27 July 2007

The Wörgl Experiment

Wörgl is a small town in Austria with 4000 inhabitants that introduced a local scrip during the Great Depression.

By 1932 unemployment in Wörgl had risen to 30%. The local government had amassed debts of 1.3 million Austrian schillings (AS) against cash reserves of AS 40,000. Local construction and civic maintenance had come to a standstill.

The local government printed 32,000 in labor certificates which carried a negative 1% monthly interest rate [I presume to get the currency circulating - you want to offload them. It is effectively inflation; note the relationship between low inflation and economic growth and deflation and economic stagnation - PH] and could be converted into schillings at 98% of face value. An equivalent amount in schillings was deposited in the local bank as cover for the certificates in case of mass redemption and earned interest for the government.

The certificates circulated so rapidly, that only 12,000 were ever actually put into circulation.

According to reports by the mayor and economists of the day who studied the experiment, the scrip was readily accepted by local merchants [Note: Who no doubt were the government and hence the issuers of the currency; one of the advantages of having a council dominated by local bigwigs. Note the benefits of their actions for the proletariat. So much for class warfare... - PH] and the local population. It utilized the scrip to carry out AS 100,000 in public works projects involving construction and repair of roads, bridges, tanks, drainage systems, factories and buildings. The scrip was also accepted as legal tender for payment of local taxes.

In the one year that the currency was in circulation, it circulated 13 times faster than the official shilling and served as a catalyst to the local economy. The heavy arrears in local tax collection declined dramatically. Local government revenue rose from AS 2,400 in 1931 to AS 20,400 in 1932. Unemployment was eliminated, while it remained very high throughout the rest of the country. No increase in prices was observed. Based on the dramatic success of the Wörgl experiment, several other communities introduced similar scrips.
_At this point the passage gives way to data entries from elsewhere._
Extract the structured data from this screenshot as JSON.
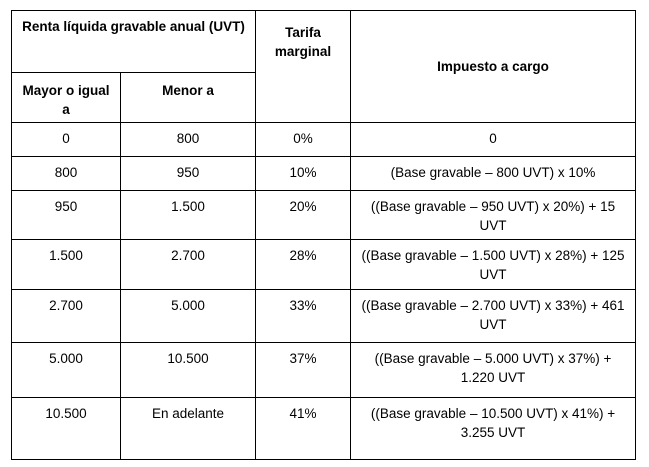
{
  "table": {
    "header": {
      "group_label": "Renta líquida gravable anual (UVT)",
      "col_min": "Mayor o igual a",
      "col_max": "Menor a",
      "col_rate": "Tarifa marginal",
      "col_tax": "Impuesto a cargo"
    },
    "rows": [
      {
        "min": "0",
        "max": "800",
        "rate": "0%",
        "tax": "0"
      },
      {
        "min": "800",
        "max": "950",
        "rate": "10%",
        "tax": "(Base gravable – 800 UVT) x 10%"
      },
      {
        "min": "950",
        "max": "1.500",
        "rate": "20%",
        "tax": "((Base gravable – 950 UVT) x 20%) + 15 UVT"
      },
      {
        "min": "1.500",
        "max": "2.700",
        "rate": "28%",
        "tax": "((Base gravable – 1.500 UVT) x 28%) + 125 UVT"
      },
      {
        "min": "2.700",
        "max": "5.000",
        "rate": "33%",
        "tax": "((Base gravable – 2.700 UVT) x 33%) + 461 UVT"
      },
      {
        "min": "5.000",
        "max": "10.500",
        "rate": "37%",
        "tax": "((Base gravable – 5.000 UVT) x 37%) + 1.220 UVT"
      },
      {
        "min": "10.500",
        "max": "En adelante",
        "rate": "41%",
        "tax": "((Base gravable – 10.500 UVT) x 41%) + 3.255 UVT"
      }
    ]
  }
}
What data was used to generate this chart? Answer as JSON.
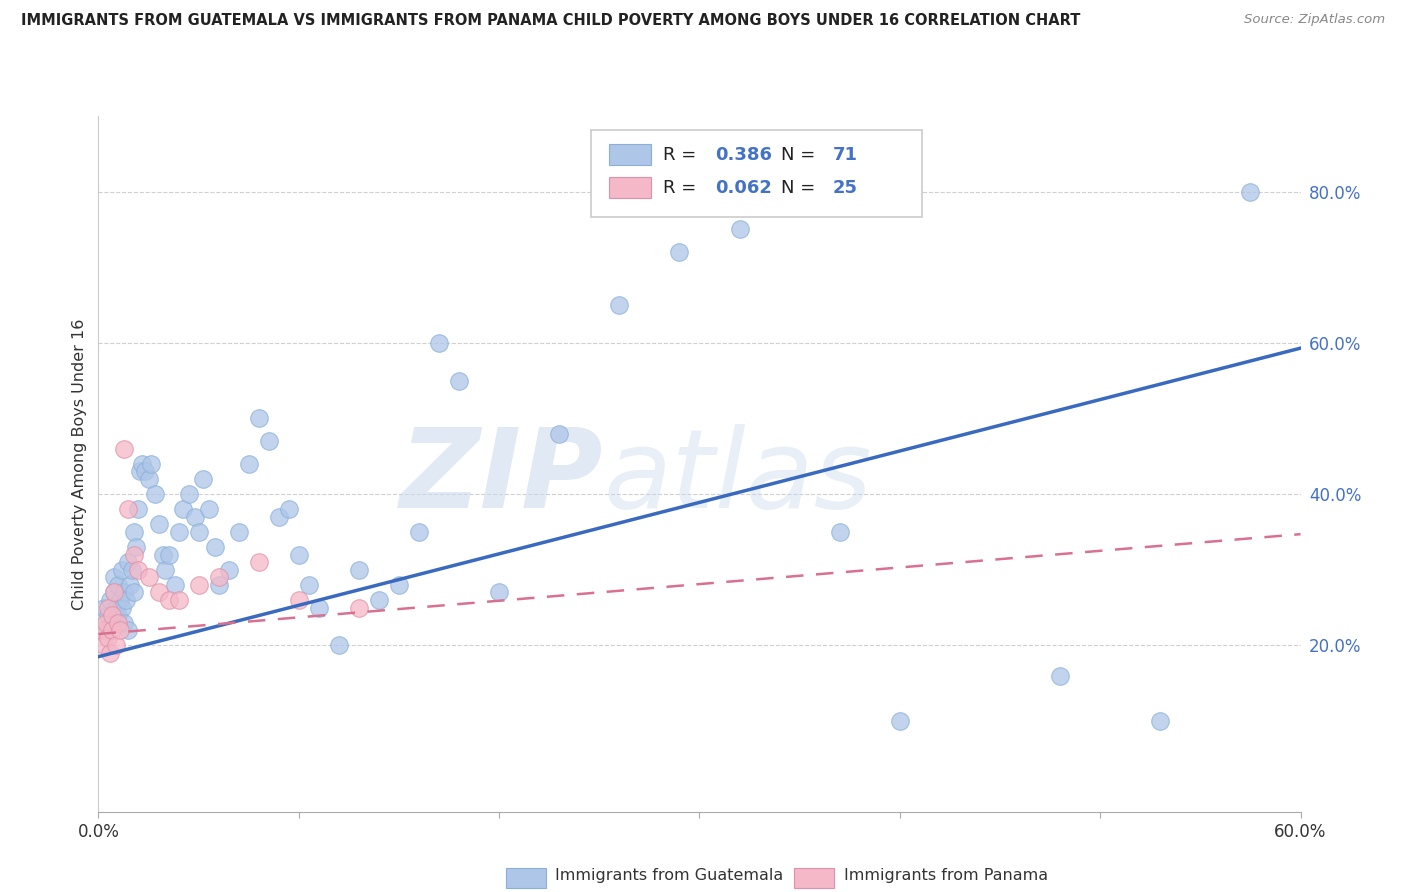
{
  "title": "IMMIGRANTS FROM GUATEMALA VS IMMIGRANTS FROM PANAMA CHILD POVERTY AMONG BOYS UNDER 16 CORRELATION CHART",
  "source": "Source: ZipAtlas.com",
  "ylabel": "Child Poverty Among Boys Under 16",
  "watermark_part1": "ZIP",
  "watermark_part2": "atlas",
  "legend1_label": "Immigrants from Guatemala",
  "legend2_label": "Immigrants from Panama",
  "R_guatemala": 0.386,
  "N_guatemala": 71,
  "R_panama": 0.062,
  "N_panama": 25,
  "xlim": [
    0.0,
    0.6
  ],
  "ylim": [
    -0.02,
    0.9
  ],
  "color_guatemala": "#aec6e8",
  "color_panama": "#f4b8c8",
  "line_color_guatemala": "#3a6abf",
  "line_color_panama": "#d97090",
  "guatemala_x": [
    0.003,
    0.004,
    0.005,
    0.006,
    0.007,
    0.008,
    0.008,
    0.009,
    0.01,
    0.01,
    0.011,
    0.012,
    0.012,
    0.013,
    0.013,
    0.014,
    0.015,
    0.015,
    0.016,
    0.017,
    0.018,
    0.018,
    0.019,
    0.02,
    0.021,
    0.022,
    0.023,
    0.025,
    0.026,
    0.028,
    0.03,
    0.032,
    0.033,
    0.035,
    0.038,
    0.04,
    0.042,
    0.045,
    0.048,
    0.05,
    0.052,
    0.055,
    0.058,
    0.06,
    0.065,
    0.07,
    0.075,
    0.08,
    0.085,
    0.09,
    0.095,
    0.1,
    0.105,
    0.11,
    0.12,
    0.13,
    0.14,
    0.15,
    0.16,
    0.17,
    0.18,
    0.2,
    0.23,
    0.26,
    0.29,
    0.32,
    0.37,
    0.4,
    0.48,
    0.53,
    0.575
  ],
  "guatemala_y": [
    0.25,
    0.22,
    0.24,
    0.26,
    0.23,
    0.27,
    0.29,
    0.25,
    0.24,
    0.28,
    0.26,
    0.25,
    0.3,
    0.27,
    0.23,
    0.26,
    0.31,
    0.22,
    0.28,
    0.3,
    0.35,
    0.27,
    0.33,
    0.38,
    0.43,
    0.44,
    0.43,
    0.42,
    0.44,
    0.4,
    0.36,
    0.32,
    0.3,
    0.32,
    0.28,
    0.35,
    0.38,
    0.4,
    0.37,
    0.35,
    0.42,
    0.38,
    0.33,
    0.28,
    0.3,
    0.35,
    0.44,
    0.5,
    0.47,
    0.37,
    0.38,
    0.32,
    0.28,
    0.25,
    0.2,
    0.3,
    0.26,
    0.28,
    0.35,
    0.6,
    0.55,
    0.27,
    0.48,
    0.65,
    0.72,
    0.75,
    0.35,
    0.1,
    0.16,
    0.1,
    0.8
  ],
  "panama_x": [
    0.002,
    0.003,
    0.004,
    0.005,
    0.005,
    0.006,
    0.007,
    0.007,
    0.008,
    0.009,
    0.01,
    0.011,
    0.013,
    0.015,
    0.018,
    0.02,
    0.025,
    0.03,
    0.035,
    0.04,
    0.05,
    0.06,
    0.08,
    0.1,
    0.13
  ],
  "panama_y": [
    0.22,
    0.2,
    0.23,
    0.21,
    0.25,
    0.19,
    0.24,
    0.22,
    0.27,
    0.2,
    0.23,
    0.22,
    0.46,
    0.38,
    0.32,
    0.3,
    0.29,
    0.27,
    0.26,
    0.26,
    0.28,
    0.29,
    0.31,
    0.26,
    0.25
  ],
  "regression_guatemala": {
    "m": 0.68,
    "b": 0.185
  },
  "regression_panama": {
    "m": 0.22,
    "b": 0.215
  }
}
In spite of the tangible benefits of the program, it met with stiff opposition from the regional socialist party [See my note above - the cynical bastards] and from the Austrian central bank [the Priesthood], which opposed the local currency as an infringement on its powers over the currency [in a depression, that's really the central issue, isn't it?]. As a result the program was suspended, unemployment rose and the local economy soon degenerated to the level of other communities in the country.